SpeechBridge automatically preserves the original video's speech timing:

- **Initial silence detection**: Maintains silence before first speech segment
- **Inter-segment pauses**: Preserves gaps between speech segments
- **Duration matching**: Adjusts translated speech speed to match original timing

Implementation: `speechbridge/components/audio/sync.py`

### Modular Design

All components implement base interfaces and can be easily replaced:

```python
# Use different components
builder = (PipelineBuilder()
    .with_whisper(model='large')      # Swap Whisper model
    .with_deepl(target_lang='es')     # Change target language
    .with_edge_tts()                   # Use Edge TTS
    .with_ffmpeg()                     # Use FFmpeg processor
    .build())
```

### Pipeline Builder

Fluent API for constructing translation pipelines:

```python
pipeline = (PipelineBuilder()
    .with_whisper(model='tiny', language='auto')
    .with_deepl(api_key=key, target_lang='ru')
    .with_edge_tts()
    .with_ffmpeg()
    .with_temp_dir('temp')
    .keep_temporary_files(False)
    .build())

# Configure pipeline options
pipeline.config.sync_audio = True
pipeline.config.generate_subtitles = True
pipeline.config.embed_subtitles = True
pipeline.config.subtitle_only = False
```

## Development

### Running Tests

```bash
# Install test dependencies
pip install pytest pytest-cov

# Run all tests
pytest speechbridge/tests/

# Run with coverage
pytest --cov=speechbridge speechbridge/tests/
```

### Project Structure Guidelines

- `speechbridge/` - Core framework code (for PyPI)
- `webapp/` - Web application example
- Keep commercial/production code separate (not in repo)
- Follow modular component architecture

## Contributing

Contributions are welcome!
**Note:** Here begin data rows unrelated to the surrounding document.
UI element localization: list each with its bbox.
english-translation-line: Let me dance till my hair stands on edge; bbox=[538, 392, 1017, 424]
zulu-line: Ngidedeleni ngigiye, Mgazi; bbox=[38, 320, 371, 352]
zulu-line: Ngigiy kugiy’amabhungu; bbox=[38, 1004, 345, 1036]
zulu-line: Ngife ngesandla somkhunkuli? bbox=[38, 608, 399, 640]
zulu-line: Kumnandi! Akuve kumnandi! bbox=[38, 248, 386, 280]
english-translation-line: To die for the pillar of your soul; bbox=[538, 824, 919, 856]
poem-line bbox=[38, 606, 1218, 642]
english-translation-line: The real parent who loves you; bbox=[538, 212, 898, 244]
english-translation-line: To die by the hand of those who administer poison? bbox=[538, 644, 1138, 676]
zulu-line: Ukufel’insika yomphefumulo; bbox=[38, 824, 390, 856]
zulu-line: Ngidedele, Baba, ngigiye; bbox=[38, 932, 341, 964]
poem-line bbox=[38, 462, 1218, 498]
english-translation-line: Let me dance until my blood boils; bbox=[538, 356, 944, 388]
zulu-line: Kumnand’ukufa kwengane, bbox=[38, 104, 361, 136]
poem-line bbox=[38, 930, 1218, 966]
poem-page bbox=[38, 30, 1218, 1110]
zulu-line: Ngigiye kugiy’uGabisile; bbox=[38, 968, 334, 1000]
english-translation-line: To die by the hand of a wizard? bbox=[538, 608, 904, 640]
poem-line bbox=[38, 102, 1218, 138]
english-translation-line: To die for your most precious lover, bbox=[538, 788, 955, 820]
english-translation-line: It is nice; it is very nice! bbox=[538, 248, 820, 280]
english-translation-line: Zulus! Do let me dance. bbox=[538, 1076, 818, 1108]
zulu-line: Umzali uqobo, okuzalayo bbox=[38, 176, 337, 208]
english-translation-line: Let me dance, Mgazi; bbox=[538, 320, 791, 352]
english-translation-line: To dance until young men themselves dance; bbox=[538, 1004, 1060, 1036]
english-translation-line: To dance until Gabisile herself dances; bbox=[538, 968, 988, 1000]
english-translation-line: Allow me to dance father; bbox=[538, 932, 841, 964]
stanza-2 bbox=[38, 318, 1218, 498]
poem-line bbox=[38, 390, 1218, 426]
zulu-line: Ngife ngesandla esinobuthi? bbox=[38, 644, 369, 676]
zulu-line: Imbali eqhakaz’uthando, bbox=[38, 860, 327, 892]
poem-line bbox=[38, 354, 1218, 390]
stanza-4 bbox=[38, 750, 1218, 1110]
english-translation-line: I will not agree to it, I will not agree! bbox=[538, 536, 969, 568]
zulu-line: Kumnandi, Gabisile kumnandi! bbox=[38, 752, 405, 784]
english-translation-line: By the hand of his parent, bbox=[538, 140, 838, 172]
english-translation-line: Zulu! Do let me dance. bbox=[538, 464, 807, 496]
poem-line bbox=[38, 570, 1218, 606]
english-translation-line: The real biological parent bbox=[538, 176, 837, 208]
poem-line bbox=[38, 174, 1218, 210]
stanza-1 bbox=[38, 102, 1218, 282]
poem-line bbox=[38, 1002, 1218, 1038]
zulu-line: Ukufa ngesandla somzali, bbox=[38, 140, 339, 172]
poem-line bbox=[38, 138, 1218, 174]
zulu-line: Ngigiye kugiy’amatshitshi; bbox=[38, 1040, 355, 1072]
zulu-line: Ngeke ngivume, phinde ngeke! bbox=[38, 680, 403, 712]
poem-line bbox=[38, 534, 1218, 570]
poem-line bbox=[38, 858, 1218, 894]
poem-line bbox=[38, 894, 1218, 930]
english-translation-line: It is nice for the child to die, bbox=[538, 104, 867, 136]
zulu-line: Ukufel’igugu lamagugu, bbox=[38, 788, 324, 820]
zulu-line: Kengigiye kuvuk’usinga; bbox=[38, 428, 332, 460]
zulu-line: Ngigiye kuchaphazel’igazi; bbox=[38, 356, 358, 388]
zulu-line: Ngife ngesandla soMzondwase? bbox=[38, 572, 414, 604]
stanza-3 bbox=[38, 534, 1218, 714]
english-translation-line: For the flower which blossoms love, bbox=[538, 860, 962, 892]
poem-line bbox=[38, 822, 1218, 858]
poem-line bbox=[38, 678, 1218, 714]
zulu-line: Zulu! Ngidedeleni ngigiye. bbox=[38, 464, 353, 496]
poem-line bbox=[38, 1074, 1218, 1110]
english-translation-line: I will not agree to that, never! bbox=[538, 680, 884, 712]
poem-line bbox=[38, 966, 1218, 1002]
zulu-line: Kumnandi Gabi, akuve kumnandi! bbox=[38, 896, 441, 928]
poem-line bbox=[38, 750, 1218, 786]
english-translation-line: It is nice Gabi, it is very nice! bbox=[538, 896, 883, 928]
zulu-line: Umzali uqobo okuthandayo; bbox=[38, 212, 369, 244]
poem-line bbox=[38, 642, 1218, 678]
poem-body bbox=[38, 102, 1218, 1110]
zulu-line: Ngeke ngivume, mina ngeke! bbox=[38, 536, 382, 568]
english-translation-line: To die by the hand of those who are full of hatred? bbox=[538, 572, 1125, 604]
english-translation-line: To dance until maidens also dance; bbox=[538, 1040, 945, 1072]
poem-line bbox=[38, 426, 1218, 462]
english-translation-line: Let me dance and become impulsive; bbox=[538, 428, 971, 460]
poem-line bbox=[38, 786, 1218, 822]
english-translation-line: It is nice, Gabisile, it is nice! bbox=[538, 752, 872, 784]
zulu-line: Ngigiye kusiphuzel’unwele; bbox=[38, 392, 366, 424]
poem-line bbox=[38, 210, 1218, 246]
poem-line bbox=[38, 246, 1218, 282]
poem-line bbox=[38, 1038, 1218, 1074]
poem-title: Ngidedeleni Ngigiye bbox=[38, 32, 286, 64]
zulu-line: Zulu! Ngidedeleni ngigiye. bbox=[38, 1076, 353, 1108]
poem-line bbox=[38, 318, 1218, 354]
Please:

1. Fork the repository
2. Create a feature branch (`git checkout -b feature/amazing-feature`)
3. Commit your changes (`git commit -m 'Add amazing feature'`)
4. Push to the branch (`git push origin feature/amazing-feature`)
5. Open a Pull Request

## Roadmap

- [ ] Register on PyPI
- [ ] Support for additional TTS providers (Google TTS, ElevenLabs)
- [ ] Voice cloning capabilities
- [ ] Batch processing multiple videos
- [ ] GPU acceleration for Whisper
- [ ] Real-time progress tracking
- [ ] Docker containerization
- [ ] API rate limiting and quota management
- [ ] Multi-speaker detection and voice mapping

## License

This project is licensed under the MIT License - see the [LICENSE](LICENSE) file for details.

## Acknowledgments

- [OpenAI Whisper](https://github.com/openai/whisper) - Automatic speech recognition
- [DeepL API](https://www.deepl.com/pro-api) - High-quality translation
- [Edge TTS](https://github.com/rany2/edge-tts) - Text-to-speech synthesis
- [FFmpeg](https://ffmpeg.org/) - Video/audio processing

## Support

For issues, questions, or feature requests, please open an issue on GitHub.

## Authors

- Andrey Kolpakov - [@andreykolpakov](https://github.com/andreykolpakov)

---

**Note**: This framework is designed for legal use only. Ensure you have proper rights and permissions for any content you translate.